There are lots of fish that can go into your tank, especially since it is so large. There are so many possibilities.

What are you looking for? schools? You should definitely get a school of cories for the bottom.


----------



## HiepSTA (Aug 23, 2011)

community fish, no cichlids (aside from discus)


----------



## Kathyy (Feb 22, 2010)

This sounds like a landscape type scape fish swim over rather than a jungle scape fish would be swimming though. I think smaller fish would be more effective. Definitely a big school of corys, they will love swimming through the sags. I would keep to the sort of size fish for the mid water school. Maybe one of the blue eyed rainbows? Not too small but in better scale than something like the large rainbows or congo tetras.


----------



## comet (Jun 10, 2006)

My personal favorites are Rummy nose tetras/Hemigrammus rhodostomus, and Harlequin Rasboras/Trigonostigma heteromorpha. There are so many nice fish to choose from!
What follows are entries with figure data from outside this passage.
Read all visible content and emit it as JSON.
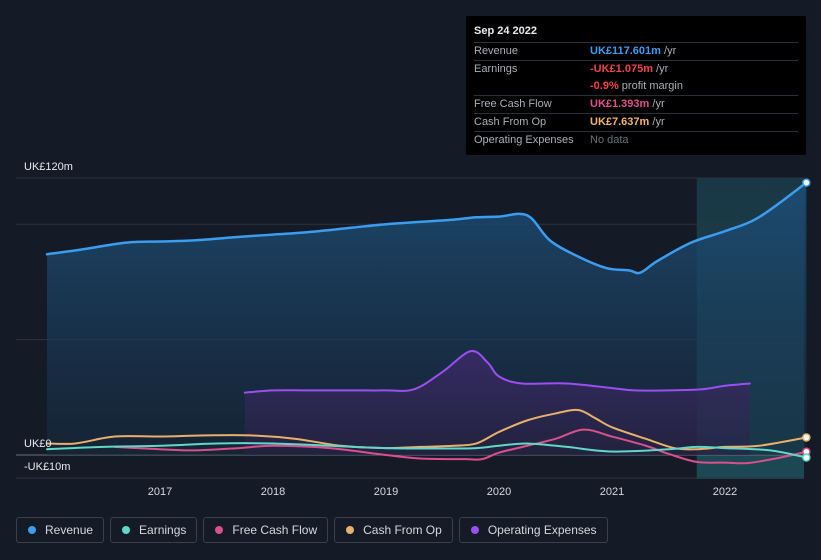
{
  "tooltip": {
    "date": "Sep 24 2022",
    "rows": [
      {
        "label": "Revenue",
        "value": "UK£117.601m",
        "unit": " /yr"
      },
      {
        "label": "Earnings",
        "value": "-UK£1.075m",
        "unit": " /yr"
      },
      {
        "label": "",
        "value": "-0.9%",
        "unit": " profit margin"
      },
      {
        "label": "Free Cash Flow",
        "value": "UK£1.393m",
        "unit": " /yr"
      },
      {
        "label": "Cash From Op",
        "value": "UK£7.637m",
        "unit": " /yr"
      },
      {
        "label": "Operating Expenses",
        "value": "No data",
        "unit": ""
      }
    ]
  },
  "legend": [
    {
      "label": "Revenue",
      "color": "#3b9cf0"
    },
    {
      "label": "Earnings",
      "color": "#5fd8c8"
    },
    {
      "label": "Free Cash Flow",
      "color": "#d9508a"
    },
    {
      "label": "Cash From Op",
      "color": "#e8b06a"
    },
    {
      "label": "Operating Expenses",
      "color": "#9b4ff0"
    }
  ],
  "chart_data": {
    "type": "area",
    "y_unit_labels": {
      "top": "UK£120m",
      "zero": "UK£0",
      "bottom": "-UK£10m"
    },
    "ylim": [
      -10,
      120
    ],
    "xlim": [
      2016.0,
      2022.72
    ],
    "x_ticks": [
      "2017",
      "2018",
      "2019",
      "2020",
      "2021",
      "2022"
    ],
    "grid": true,
    "highlight_from": 2021.75,
    "series": [
      {
        "name": "Revenue",
        "color": "#3b9cf0",
        "fill": true,
        "x": [
          2016.0,
          2016.3,
          2016.7,
          2017.0,
          2017.3,
          2017.7,
          2018.0,
          2018.3,
          2018.7,
          2019.0,
          2019.3,
          2019.6,
          2019.8,
          2020.0,
          2020.25,
          2020.45,
          2020.7,
          2020.95,
          2021.15,
          2021.25,
          2021.4,
          2021.7,
          2022.0,
          2022.3,
          2022.72
        ],
        "y": [
          87,
          89,
          92,
          92.5,
          93,
          94.5,
          95.5,
          96.5,
          98.5,
          100,
          101,
          102,
          103,
          103.3,
          103.8,
          93,
          86,
          81,
          80,
          79,
          84,
          92,
          97,
          103,
          118
        ]
      },
      {
        "name": "Earnings",
        "color": "#5fd8c8",
        "fill": false,
        "x": [
          2016.0,
          2016.5,
          2017.0,
          2017.5,
          2018.0,
          2018.5,
          2019.0,
          2019.5,
          2019.8,
          2020.0,
          2020.25,
          2020.6,
          2021.0,
          2021.5,
          2021.75,
          2022.0,
          2022.4,
          2022.72
        ],
        "y": [
          2.5,
          3.5,
          4,
          5,
          5,
          4,
          3,
          2.8,
          3,
          4,
          5,
          3.5,
          1.5,
          2.5,
          3.5,
          3,
          2,
          -1.1
        ]
      },
      {
        "name": "Free Cash Flow",
        "color": "#d9508a",
        "fill": false,
        "x": [
          2016.6,
          2017.0,
          2017.3,
          2017.7,
          2018.0,
          2018.5,
          2019.0,
          2019.3,
          2019.7,
          2019.85,
          2020.0,
          2020.25,
          2020.5,
          2020.75,
          2021.0,
          2021.3,
          2021.5,
          2021.75,
          2022.0,
          2022.2,
          2022.45,
          2022.72
        ],
        "y": [
          3.5,
          2.5,
          2,
          3,
          4,
          3,
          0,
          -1.5,
          -1.8,
          -1.8,
          1,
          4,
          7,
          11,
          8,
          4,
          0.5,
          -3,
          -3.3,
          -3.5,
          -1.5,
          1.4
        ]
      },
      {
        "name": "Cash From Op",
        "color": "#e8b06a",
        "fill": false,
        "x": [
          2016.0,
          2016.25,
          2016.6,
          2017.0,
          2017.4,
          2017.8,
          2018.2,
          2018.6,
          2019.0,
          2019.3,
          2019.6,
          2019.8,
          2020.0,
          2020.25,
          2020.5,
          2020.7,
          2020.85,
          2021.0,
          2021.3,
          2021.55,
          2021.75,
          2022.0,
          2022.3,
          2022.72
        ],
        "y": [
          5,
          5,
          8,
          8,
          8.5,
          8.5,
          7,
          4,
          3,
          3.5,
          4,
          5,
          10,
          15,
          18,
          19.5,
          16,
          12,
          7,
          3,
          2.5,
          3.5,
          4,
          7.6
        ]
      },
      {
        "name": "Operating Expenses",
        "color": "#9b4ff0",
        "fill": true,
        "x": [
          2017.75,
          2018.0,
          2018.3,
          2018.7,
          2019.0,
          2019.25,
          2019.5,
          2019.75,
          2019.9,
          2020.0,
          2020.2,
          2020.6,
          2021.0,
          2021.2,
          2021.5,
          2021.8,
          2022.0,
          2022.22
        ],
        "y": [
          27,
          28,
          28,
          28,
          28,
          28.5,
          36,
          45,
          40,
          34,
          31,
          31,
          29,
          28,
          28,
          28.5,
          30,
          31
        ]
      }
    ]
  }
}
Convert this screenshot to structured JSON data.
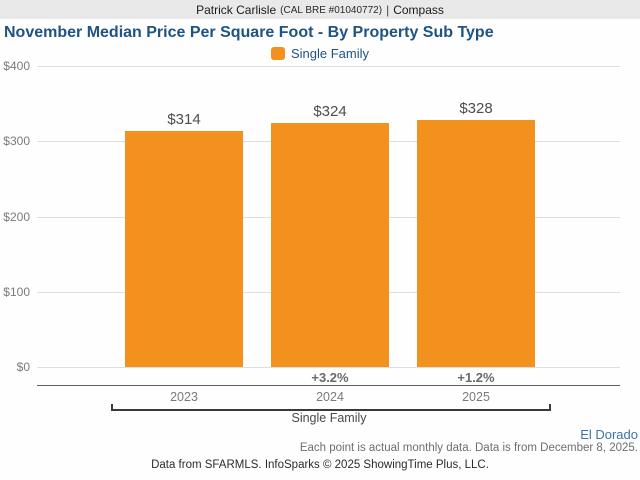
{
  "header": {
    "agent": "Patrick Carlisle",
    "license": "(CAL BRE #01040772)",
    "separator": "|",
    "brand": "Compass"
  },
  "title": "November Median Price Per Square Foot - By Property Sub Type",
  "legend": {
    "label": "Single Family",
    "color": "#f2911d"
  },
  "chart_data": {
    "type": "bar",
    "title": "November Median Price Per Square Foot - By Property Sub Type",
    "categories": [
      "2023",
      "2024",
      "2025"
    ],
    "series": [
      {
        "name": "Single Family",
        "color": "#f2911d",
        "values": [
          314,
          324,
          328
        ]
      }
    ],
    "bar_labels": [
      "$314",
      "$324",
      "$328"
    ],
    "pct_change_labels": [
      "",
      "+3.2%",
      "+1.2%"
    ],
    "y_ticks": [
      "$400",
      "$300",
      "$200",
      "$100",
      "$0"
    ],
    "ylim": [
      0,
      400
    ],
    "grid": true,
    "legend_position": "top-center",
    "group_label": "Single Family"
  },
  "footer": {
    "region": "El Dorado",
    "note": "Each point is actual monthly data. Data is from December 8, 2025.",
    "attribution": "Data from SFARMLS. InfoSparks © 2025 ShowingTime Plus, LLC."
  },
  "colors": {
    "bar": "#f2911d",
    "title_text": "#1e5382",
    "header_bg": "#e9e9e9",
    "region_link": "#3b74a8"
  }
}
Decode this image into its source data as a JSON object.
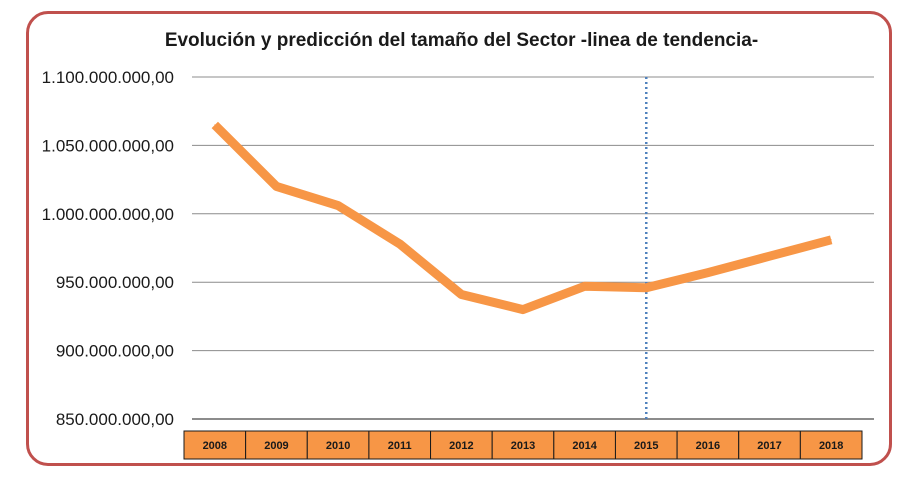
{
  "chart_data": {
    "type": "line",
    "title": "Evolución y predicción del tamaño del Sector -linea de tendencia-",
    "xlabel": "",
    "ylabel": "",
    "categories": [
      "2008",
      "2009",
      "2010",
      "2011",
      "2012",
      "2013",
      "2014",
      "2015",
      "2016",
      "2017",
      "2018"
    ],
    "series": [
      {
        "values": [
          1065000000,
          1020000000,
          1006000000,
          978000000,
          941000000,
          930000000,
          947000000,
          946000000,
          957000000,
          969000000,
          981000000
        ]
      }
    ],
    "ylim": [
      850000000,
      1100000000
    ],
    "y_ticks": [
      {
        "value": 850000000,
        "label": "850.000.000,00"
      },
      {
        "value": 900000000,
        "label": "900.000.000,00"
      },
      {
        "value": 950000000,
        "label": "950.000.000,00"
      },
      {
        "value": 1000000000,
        "label": "1.000.000.000,00"
      },
      {
        "value": 1050000000,
        "label": "1.050.000.000,00"
      },
      {
        "value": 1100000000,
        "label": "1.100.000.000,00"
      }
    ],
    "grid": true,
    "legend": "none",
    "forecast_divider_at": "2015",
    "colors": {
      "line": "#f79646",
      "grid": "#8c8c8c",
      "divider": "#4f81bd",
      "category_cell": "#f79646",
      "frame": "#c0504d"
    }
  }
}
Make a list of what you would like to have. But, make sure they are compatible with each other! Drs. Foster and Smith's website has a compatible list to help you with this. Or just research the fish you want to try and find this answer.
And if you're not sure, just ask. 

Can any other members recommend a compatibility list to go by?


----------



## Razorworm (Jul 24, 2011)

Harlequin Rasboras, Sterbi corys, Marbled Hatchets ...all good sized schools and a mess of Amanos is where I would start. Big tank, big possibilities :hihi:


----------



## the4x4hoss (Sep 5, 2011)

My 135gal houses 8 corys, 5 otos, 10 serape tetras, 9 tiger barbs, 9 harlequin rasboras and there is still plenty of room for fish. With a large tank you have a lot of possibilities.

You should definitely have a good cleaning crew: corys, otos, snails, shrimp. (many species to choose from for all but the otos.)

And anything else that appeals to you.

Tiger Barbs nip fins of slow moving fish but stick to their selves in schools of 8 or more.
Rasboras are peaceful schooling fish.
Most tetras(neon, cardinal, rummynose, etc.) are peaceful and school beautifully.
Cloud Minnows, Danios, Rainbowfish, German Rams, Gouramis, Hatchets are all good choices IMO.


----------